The model assumes that around 40% of virus transmission occurs before a person develops symptoms. In the absence of any strategies to mitigate the spread of the virus, each infected person will transmit the virus to an average of 2.5 people. Introducing physical distancing alone, assuming that close contacts are reduced by 40% and casual contacts by 70%, will reduce the reproduction number to 1.2.

In the best case scenario, the model predicts that contact tracing could reduce the number of people a person with COVID-19 passes the virus on to from 1.2 to 0.8. For this to work, at least 80% of people who are eligible must be tested, there must be no delays in testing after the onset of symptoms and at least 80% of contacts must be identified on the same day as the test results are received.

If testing is delayed by two days, keeping the R number below 1 would require contacts to be traced within a day and at least 80% of contacts must be identified, the model predicts.

The model assumes that conventional contact tracing takes a minimum of three days and is less efficient at tracking down contacts than mobile app technologies, which are assumed to be instantaneous.

The findings predict that conventional contact tracing will only work to keep the R number below 1 if people with COVID-19 receive a positive test result on the same day they develop symptoms of the virus.

Contact tracing based on mobile app technology can accommodate a delay in testing of up to 2 days and keep the R number below 1, as long as at least 80% of contacts are tracked down. In this case, the number of people infected from those contacts would be reduced by half.

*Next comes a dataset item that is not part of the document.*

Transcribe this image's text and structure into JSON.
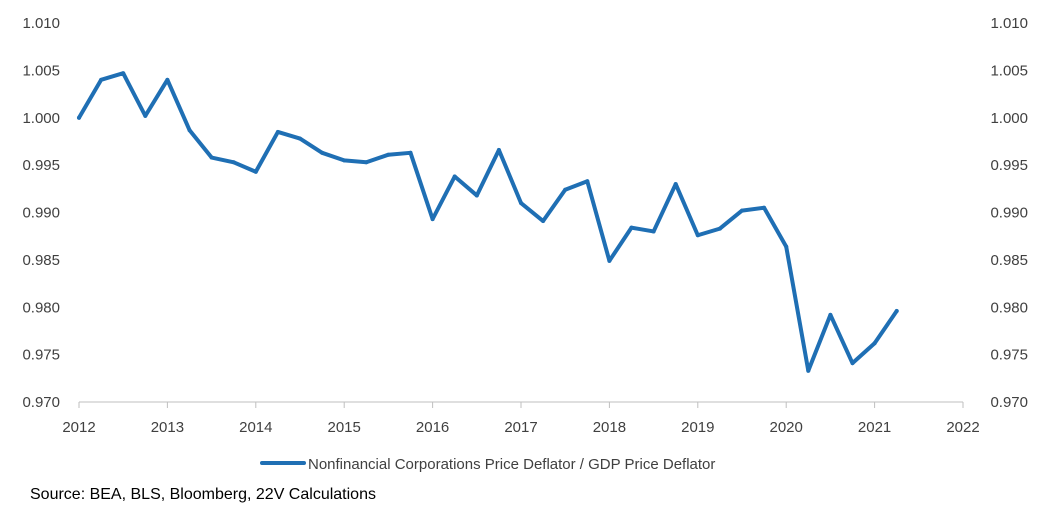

Once testing is delayed by three days or more, even a perfect system that [would] trace 100% of contacts with no delays cannot bring the R number below 1, according to the model.

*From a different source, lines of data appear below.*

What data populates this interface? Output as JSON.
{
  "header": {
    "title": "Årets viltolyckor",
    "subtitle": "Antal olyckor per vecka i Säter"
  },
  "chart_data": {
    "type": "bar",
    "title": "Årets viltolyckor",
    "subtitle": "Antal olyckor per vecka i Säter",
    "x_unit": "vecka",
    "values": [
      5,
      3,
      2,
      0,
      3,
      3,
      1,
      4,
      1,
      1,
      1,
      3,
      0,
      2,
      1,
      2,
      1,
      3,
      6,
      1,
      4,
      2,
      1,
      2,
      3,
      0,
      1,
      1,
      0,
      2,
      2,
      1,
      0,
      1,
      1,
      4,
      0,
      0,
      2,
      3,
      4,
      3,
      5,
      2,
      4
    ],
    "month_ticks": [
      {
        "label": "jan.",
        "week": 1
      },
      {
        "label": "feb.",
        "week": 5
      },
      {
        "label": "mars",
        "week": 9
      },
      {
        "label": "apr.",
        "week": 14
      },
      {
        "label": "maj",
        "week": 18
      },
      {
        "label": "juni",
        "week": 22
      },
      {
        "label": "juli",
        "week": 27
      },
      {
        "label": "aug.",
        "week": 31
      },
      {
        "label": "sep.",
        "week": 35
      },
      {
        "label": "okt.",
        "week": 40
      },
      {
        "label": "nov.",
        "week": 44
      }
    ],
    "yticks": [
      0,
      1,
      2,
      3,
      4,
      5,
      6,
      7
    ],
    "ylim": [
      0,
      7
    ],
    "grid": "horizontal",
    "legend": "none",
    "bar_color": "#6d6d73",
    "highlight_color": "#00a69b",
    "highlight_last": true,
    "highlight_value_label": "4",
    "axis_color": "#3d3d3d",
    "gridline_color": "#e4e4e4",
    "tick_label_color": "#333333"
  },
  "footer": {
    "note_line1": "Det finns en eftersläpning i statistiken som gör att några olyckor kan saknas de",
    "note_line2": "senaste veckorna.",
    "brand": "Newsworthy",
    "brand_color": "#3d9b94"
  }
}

Overall, the study found that reducing the time between a person developing symptoms and receiving a positive test result is the most important factor for improving contact tracing effectiveness.

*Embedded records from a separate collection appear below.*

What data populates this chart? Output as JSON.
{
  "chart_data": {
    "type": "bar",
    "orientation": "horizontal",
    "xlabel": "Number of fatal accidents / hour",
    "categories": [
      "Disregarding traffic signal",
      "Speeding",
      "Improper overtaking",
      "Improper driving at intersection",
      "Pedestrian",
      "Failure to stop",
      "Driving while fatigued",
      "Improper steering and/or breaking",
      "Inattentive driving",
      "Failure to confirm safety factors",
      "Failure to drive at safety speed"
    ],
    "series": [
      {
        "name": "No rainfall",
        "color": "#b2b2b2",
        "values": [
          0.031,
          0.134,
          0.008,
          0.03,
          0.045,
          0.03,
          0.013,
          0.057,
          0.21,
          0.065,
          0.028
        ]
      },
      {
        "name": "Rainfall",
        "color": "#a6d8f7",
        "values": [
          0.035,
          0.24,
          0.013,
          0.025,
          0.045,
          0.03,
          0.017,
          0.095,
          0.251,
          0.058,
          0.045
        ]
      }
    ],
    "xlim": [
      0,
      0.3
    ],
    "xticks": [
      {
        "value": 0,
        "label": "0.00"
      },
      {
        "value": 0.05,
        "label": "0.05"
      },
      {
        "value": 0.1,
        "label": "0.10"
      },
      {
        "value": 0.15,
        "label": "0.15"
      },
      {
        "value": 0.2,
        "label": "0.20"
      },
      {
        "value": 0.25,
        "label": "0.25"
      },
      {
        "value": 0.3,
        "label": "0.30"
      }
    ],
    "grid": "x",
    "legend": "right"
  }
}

Professor Marc Bonten, one of the lead authors of the study, from the University of Utrecht, the Netherlands, said: "In our model, minimising testing delays had the largest impact on reducing transmission of the virus and testing infrastructure is therefore the most critical factor for the success of a contact tracing system. This means that as many infectious people as possible need to be tested, and policymakers might consider lowering the eligibility threshold for access to testing. This will lead to a large proportion of negative test results, however, and future studies should focus on identifying the optimal balance between the proportion of negative tests and the effectiveness of contact tracing." [1]

The authors note that their model does not take into account the age structure of the population. This might influence the proportion of asymptomatic cases, as these are more common in younger people and children, and might also influence mobile app usage. The model also does not account for infections acquired in hospitals and other healthcare settings, such as care homes.

Writing in a linked Comment Article, Professor Louise Ivers and Daniel J. Weitzner, who were not involved in the study, highlight four crucial questions that remain to be investigated. Firstly, an assessment is needed of how well smartphones measure proximity. Secondly, better understanding of how mobile apps will integrate with overall contact tracing programmes needs to be investigated. The Comment authors also call for further research to understand what factors will encourage users to trust the privacy and security properties of mobile apps. Finally, they highlight the potential for conventional and digital contact tracing strategies to perpetuate health disparities, and further evaluation is needed to prevent this.

Professor Ivers, of Harvard Medical School, and Daniel J. Weitzner, from the Massachusetts Institute of Technology, USA, said: "As contact tracing remains a crucial component of the COVID-19 response, mobile apps offer promise, especially when considering the speed and scale required for tracing to be effective--as highlighted in Kretzschmar and colleagues' study.4 However, understanding the potential impact of apps as part of a comprehensive integrated approach requires more evaluation of their use in real life and multidisciplinary engagement of technologists, epidemiologists, public health experts, and the public."